III . GOVERNANCE & COMMUNITY… DASH has implemented a decentralized governance system using its networks of masternodes. Whenever a block is mined, the rewards are split as follows: 45% to the miners, 45% to the masternodes, and 10% goes to “budget proposals” This “budget proposal” mechanism creates a pool of funding that anyone in the world can bid for, usually for development or marketing…basically, anything that’s going to benefit the DASH network. Masternodes then vote on these proposals. This creates a virtuous economic circle where the community, miners and masternodes are all incentivized to help grown the DASH platform. And in DASH, all of the founders combined have less than 10% total of the current supply. As a result, it’s one of the most engaged communities I’ve come across in the crypto space without a lot of bickering that plagues other cryptos.
IV. THE FUTURE… DASH is planning to massively scale and recently issued a roadmap to global scalability called Evolution. “Think of Evolution as online payments, a system similar to PayPal or Venmo, but completely decentralized, so that a user is always in control of his or her own money”. Dash Core CEO Ryan Taylor explained. The goal is to become a global payments processor, comparable to Visa and MasterCard.

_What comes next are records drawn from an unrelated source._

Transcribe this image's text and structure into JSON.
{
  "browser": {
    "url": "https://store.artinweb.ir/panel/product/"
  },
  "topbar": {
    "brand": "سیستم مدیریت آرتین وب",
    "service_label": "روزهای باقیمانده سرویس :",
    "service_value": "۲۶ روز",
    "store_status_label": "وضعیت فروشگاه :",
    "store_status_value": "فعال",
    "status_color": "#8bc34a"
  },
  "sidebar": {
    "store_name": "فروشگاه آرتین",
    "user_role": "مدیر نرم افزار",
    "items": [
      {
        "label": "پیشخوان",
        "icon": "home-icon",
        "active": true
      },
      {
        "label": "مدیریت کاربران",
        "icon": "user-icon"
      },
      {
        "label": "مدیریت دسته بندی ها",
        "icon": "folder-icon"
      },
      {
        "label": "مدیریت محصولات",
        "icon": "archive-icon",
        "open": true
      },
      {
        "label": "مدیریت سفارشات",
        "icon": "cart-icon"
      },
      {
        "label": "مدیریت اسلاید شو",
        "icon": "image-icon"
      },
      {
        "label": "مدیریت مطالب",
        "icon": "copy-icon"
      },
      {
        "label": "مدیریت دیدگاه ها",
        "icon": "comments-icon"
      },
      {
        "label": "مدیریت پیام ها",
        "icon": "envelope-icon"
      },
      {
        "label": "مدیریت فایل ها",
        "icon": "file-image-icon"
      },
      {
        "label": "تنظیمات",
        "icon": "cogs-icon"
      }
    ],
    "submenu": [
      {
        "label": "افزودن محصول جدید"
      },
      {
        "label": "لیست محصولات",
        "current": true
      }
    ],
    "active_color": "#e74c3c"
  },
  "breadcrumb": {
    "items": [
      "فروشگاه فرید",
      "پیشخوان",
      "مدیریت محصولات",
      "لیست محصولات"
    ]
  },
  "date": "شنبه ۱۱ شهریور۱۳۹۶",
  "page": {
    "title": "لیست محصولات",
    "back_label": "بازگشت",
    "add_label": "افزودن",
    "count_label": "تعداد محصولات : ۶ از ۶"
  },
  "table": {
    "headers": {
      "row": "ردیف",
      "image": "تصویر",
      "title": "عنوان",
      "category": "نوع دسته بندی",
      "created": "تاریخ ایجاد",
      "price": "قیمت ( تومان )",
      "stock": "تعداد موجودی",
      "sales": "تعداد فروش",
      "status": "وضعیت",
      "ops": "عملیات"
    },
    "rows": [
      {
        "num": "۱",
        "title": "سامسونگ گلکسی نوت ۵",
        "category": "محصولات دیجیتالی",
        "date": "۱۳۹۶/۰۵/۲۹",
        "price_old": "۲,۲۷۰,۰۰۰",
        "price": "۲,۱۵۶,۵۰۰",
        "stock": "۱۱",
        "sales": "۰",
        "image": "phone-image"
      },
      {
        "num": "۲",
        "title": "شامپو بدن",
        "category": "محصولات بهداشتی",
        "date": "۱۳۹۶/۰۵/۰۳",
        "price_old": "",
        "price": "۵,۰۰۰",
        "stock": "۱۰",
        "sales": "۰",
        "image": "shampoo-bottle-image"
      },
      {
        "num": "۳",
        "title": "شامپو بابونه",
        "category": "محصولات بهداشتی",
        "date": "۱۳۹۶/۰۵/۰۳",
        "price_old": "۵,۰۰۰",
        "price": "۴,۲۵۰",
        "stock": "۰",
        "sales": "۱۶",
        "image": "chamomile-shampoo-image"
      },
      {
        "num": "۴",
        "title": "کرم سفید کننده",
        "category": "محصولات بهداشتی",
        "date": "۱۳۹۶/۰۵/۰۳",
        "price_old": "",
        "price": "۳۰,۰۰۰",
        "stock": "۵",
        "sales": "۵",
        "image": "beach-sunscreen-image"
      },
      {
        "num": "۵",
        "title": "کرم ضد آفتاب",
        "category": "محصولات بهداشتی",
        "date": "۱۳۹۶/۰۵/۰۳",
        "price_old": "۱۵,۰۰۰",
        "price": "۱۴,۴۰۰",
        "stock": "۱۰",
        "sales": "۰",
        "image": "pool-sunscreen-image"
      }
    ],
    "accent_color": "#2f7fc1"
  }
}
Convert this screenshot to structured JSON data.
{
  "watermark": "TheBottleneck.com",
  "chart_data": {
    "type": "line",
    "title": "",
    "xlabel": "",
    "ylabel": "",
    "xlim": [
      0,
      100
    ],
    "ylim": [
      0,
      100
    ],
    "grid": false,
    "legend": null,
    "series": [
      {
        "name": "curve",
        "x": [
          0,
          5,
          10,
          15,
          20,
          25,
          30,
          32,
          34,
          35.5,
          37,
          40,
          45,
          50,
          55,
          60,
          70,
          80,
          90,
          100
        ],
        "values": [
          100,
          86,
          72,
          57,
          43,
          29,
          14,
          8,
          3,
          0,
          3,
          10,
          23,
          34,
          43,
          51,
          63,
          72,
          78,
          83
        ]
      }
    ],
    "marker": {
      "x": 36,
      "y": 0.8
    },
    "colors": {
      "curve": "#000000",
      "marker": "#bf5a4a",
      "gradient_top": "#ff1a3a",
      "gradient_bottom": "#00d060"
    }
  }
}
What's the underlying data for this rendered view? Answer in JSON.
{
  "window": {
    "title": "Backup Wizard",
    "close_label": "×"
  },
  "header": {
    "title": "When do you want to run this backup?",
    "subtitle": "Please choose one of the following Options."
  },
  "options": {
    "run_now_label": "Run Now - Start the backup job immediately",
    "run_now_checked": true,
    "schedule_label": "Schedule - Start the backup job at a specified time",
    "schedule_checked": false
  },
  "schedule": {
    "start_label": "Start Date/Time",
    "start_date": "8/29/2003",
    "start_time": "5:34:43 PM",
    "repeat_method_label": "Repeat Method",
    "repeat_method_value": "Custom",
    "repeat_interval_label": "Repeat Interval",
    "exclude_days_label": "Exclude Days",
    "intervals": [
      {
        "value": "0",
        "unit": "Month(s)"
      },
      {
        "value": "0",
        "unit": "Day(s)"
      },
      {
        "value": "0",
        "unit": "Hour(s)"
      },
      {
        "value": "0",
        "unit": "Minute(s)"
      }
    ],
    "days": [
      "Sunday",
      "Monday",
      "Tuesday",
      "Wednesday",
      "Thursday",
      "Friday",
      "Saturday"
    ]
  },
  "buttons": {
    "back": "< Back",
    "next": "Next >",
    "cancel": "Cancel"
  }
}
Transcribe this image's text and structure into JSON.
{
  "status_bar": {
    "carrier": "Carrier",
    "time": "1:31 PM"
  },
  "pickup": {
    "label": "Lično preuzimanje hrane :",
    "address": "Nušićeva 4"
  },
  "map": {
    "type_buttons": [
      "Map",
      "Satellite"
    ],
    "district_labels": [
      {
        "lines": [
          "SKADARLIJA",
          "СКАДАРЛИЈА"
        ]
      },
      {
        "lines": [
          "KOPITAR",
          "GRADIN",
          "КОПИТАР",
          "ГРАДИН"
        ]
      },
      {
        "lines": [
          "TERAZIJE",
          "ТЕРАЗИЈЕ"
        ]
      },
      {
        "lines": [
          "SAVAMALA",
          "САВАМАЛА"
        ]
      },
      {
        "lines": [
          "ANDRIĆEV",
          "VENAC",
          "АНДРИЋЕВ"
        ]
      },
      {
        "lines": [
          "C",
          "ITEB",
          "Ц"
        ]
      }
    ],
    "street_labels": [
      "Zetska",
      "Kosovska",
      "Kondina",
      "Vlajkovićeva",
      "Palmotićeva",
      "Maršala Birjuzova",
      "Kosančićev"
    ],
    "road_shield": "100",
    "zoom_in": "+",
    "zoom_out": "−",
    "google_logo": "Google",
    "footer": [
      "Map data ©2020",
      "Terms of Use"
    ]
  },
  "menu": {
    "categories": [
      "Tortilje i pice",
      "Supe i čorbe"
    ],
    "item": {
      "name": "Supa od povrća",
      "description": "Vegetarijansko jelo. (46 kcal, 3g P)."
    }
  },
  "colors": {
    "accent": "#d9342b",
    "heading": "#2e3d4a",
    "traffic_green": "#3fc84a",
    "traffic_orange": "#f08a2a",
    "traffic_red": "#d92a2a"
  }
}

Duffield even recently moved to Hong Kong to set up DASH labs, along with CTO Andy Freer. This team will be the scientific arm of the project, focusing on research and the development of custom hardware. One of the key reasons is to be closer to China. The team is looking to design Dash-specific hardware configure for the massively scalable processing that the Dash network will require. I’m a huge fan of the team’s focus on user friendly experiences for their users. The crypto world is plagued with software built by techies who simple don’t understand how to build intuitive customer interfaces for a non-technical user. Dash is focused on addressing that. Part of its mission is making digital cash easy to use and accessible for anyone and everyone. Dash will also be releasing an integration that allows businesses to easily accept payment for goods and services in Dash. I don’t for a moment envision that Dash could supercede Bitcoin , but with decentralized governance system, a hugely incentivized community, a growing tech team and a roadmap into mid-2021 and beyond, I believe you should be getting in bed with DASH now!